Eating to build muscle mass is an important part of any weight loss or fitness regimen. Added muscle mass will help you burn more calories and will add tone and definition to your shape. But what do you need to eat to add that extra muscle?
One of the most common myths associated with eating to build muscle mass is that you need to eat a lot of meat protein to build muscle.
In fact, the American Dietetic Association states that the average American diet contains enough protein to power even competitive athletes, and that good plant-based protein sources like soy, quinoa and seitan can do the job just as easily as beef.
With all the buzz about low carbohydrate diets, you might think that carbohydrates aren't necessary for building muscle, but they are, albeit indirectly.
Carbohydrates serve as the fuel that gives you energy to exercise. Your muscles store carbohydrates as glycogen and use the molecule to produce usable energy during exercise. Without enough carbohydrates in your diet, you may lack the energy it takes to build muscle mass.

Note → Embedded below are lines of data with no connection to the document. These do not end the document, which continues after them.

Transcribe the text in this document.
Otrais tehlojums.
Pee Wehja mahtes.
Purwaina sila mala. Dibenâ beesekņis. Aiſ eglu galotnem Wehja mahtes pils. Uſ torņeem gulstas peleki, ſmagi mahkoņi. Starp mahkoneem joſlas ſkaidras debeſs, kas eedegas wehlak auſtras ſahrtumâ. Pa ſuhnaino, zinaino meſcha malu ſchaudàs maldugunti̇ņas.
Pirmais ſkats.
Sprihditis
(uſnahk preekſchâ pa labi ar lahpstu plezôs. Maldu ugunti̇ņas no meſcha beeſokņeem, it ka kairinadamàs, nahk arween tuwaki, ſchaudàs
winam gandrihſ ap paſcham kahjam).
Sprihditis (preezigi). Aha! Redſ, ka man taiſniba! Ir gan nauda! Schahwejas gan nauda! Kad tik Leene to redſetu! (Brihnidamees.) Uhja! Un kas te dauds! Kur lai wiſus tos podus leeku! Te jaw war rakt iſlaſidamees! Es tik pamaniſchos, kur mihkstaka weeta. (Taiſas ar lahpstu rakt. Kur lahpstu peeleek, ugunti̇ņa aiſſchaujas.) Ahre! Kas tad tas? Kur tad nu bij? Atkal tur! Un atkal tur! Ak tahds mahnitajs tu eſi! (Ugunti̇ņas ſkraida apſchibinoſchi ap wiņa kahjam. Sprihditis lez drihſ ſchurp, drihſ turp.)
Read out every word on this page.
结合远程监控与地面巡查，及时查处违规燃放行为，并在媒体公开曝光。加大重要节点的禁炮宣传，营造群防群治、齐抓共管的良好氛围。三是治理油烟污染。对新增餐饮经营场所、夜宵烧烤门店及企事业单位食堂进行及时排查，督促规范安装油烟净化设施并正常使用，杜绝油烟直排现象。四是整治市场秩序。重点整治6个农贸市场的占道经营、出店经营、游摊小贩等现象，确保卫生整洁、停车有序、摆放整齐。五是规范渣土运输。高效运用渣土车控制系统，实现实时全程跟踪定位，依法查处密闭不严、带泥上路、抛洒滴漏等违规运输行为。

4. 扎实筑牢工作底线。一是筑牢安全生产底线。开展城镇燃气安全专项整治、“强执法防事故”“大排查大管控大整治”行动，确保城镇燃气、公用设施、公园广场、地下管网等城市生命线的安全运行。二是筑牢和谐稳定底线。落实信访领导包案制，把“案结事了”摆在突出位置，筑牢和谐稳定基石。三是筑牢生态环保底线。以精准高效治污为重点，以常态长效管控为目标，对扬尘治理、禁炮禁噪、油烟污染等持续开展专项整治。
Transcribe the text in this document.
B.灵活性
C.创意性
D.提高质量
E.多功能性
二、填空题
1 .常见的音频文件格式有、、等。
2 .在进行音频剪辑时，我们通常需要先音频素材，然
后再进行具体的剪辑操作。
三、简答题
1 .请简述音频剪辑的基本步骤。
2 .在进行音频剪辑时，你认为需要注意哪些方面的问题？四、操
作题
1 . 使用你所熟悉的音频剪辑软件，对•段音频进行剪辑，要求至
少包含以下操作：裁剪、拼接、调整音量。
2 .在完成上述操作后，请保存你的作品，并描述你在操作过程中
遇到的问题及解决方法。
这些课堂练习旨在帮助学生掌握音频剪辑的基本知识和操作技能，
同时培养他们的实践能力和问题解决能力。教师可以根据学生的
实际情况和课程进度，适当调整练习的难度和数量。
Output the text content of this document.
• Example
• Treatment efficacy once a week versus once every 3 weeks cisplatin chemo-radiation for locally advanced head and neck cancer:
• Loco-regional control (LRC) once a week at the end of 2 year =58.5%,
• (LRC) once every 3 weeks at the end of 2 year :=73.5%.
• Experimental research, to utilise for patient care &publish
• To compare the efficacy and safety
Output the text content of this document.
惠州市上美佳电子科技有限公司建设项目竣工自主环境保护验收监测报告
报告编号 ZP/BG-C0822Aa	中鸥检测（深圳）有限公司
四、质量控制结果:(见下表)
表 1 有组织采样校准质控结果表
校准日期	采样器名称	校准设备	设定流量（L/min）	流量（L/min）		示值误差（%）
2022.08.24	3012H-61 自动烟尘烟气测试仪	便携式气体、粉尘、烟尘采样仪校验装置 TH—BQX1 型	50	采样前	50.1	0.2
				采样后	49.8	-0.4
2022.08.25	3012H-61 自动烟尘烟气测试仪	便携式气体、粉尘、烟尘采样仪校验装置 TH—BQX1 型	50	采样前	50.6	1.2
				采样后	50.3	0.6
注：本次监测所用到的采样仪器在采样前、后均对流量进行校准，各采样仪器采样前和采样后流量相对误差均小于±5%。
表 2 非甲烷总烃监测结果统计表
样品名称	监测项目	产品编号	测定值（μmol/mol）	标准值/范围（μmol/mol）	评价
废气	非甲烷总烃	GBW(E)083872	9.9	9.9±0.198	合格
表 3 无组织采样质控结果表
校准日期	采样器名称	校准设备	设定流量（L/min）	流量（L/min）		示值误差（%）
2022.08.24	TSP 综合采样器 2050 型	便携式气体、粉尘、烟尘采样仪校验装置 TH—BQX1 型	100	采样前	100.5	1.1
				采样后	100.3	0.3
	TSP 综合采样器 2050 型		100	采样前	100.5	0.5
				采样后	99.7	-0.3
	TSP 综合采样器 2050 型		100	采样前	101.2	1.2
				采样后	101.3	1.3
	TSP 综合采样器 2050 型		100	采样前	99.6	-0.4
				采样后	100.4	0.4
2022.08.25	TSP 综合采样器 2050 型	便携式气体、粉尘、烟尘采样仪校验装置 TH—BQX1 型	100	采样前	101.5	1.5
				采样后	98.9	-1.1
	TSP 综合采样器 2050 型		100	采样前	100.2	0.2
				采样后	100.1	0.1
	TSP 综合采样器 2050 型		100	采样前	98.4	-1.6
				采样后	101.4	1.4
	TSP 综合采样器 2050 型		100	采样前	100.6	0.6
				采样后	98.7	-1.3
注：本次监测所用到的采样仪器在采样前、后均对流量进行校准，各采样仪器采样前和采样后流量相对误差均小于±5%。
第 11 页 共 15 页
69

Water is an important part of any diet or exercise program. When you become dehydrated, your muscles are not able to function at peak efficiency and you lose strength. Strength training usually requires that you force yourself to your very limit at each workout, something that is physiologically impossible if you aren't well-hydrated.
Aim for six to eight glasses of water daily; more if you are working out in hot weather.
A good balance of all vitamins is important for general health, but B-complex vitamins are especially important. These vitamins, particularly vitamins B3 and B6, are important factors in the metabolism of dietary fats, carbohydrates and proteins to build new body tissue.
Fortunately, getting enough vitamin B is not hard. Most B vitamins are found in nearly all whole, unprocessed food, particularly whole grains, meat, beans and legumes.
An important part of eating for strength training is timing your meals evenly throughout the day. By keeping your blood sugar stable, your body can be continually building new muscle without having to break down existing tissue for energy needs.
Try to eat small meals every three to four hours. The most important meal of the day is the one you consume immediately after working out. For this meal, try to include a readily absorbed, simple carbohydrate together with some protein.
Eating to Build Muscle Mass
There are a number of dieting myths associated with eating for muscular gains, and it's easy to get caught up in fad diet hype.
The important thing to remember is that the only way to build muscle mass is through progressive exercise and good nutrition. With a good, balanced diet and a sensible exercise program, most people will be able to build muscle mass without undue dietary restrictions or obsessions.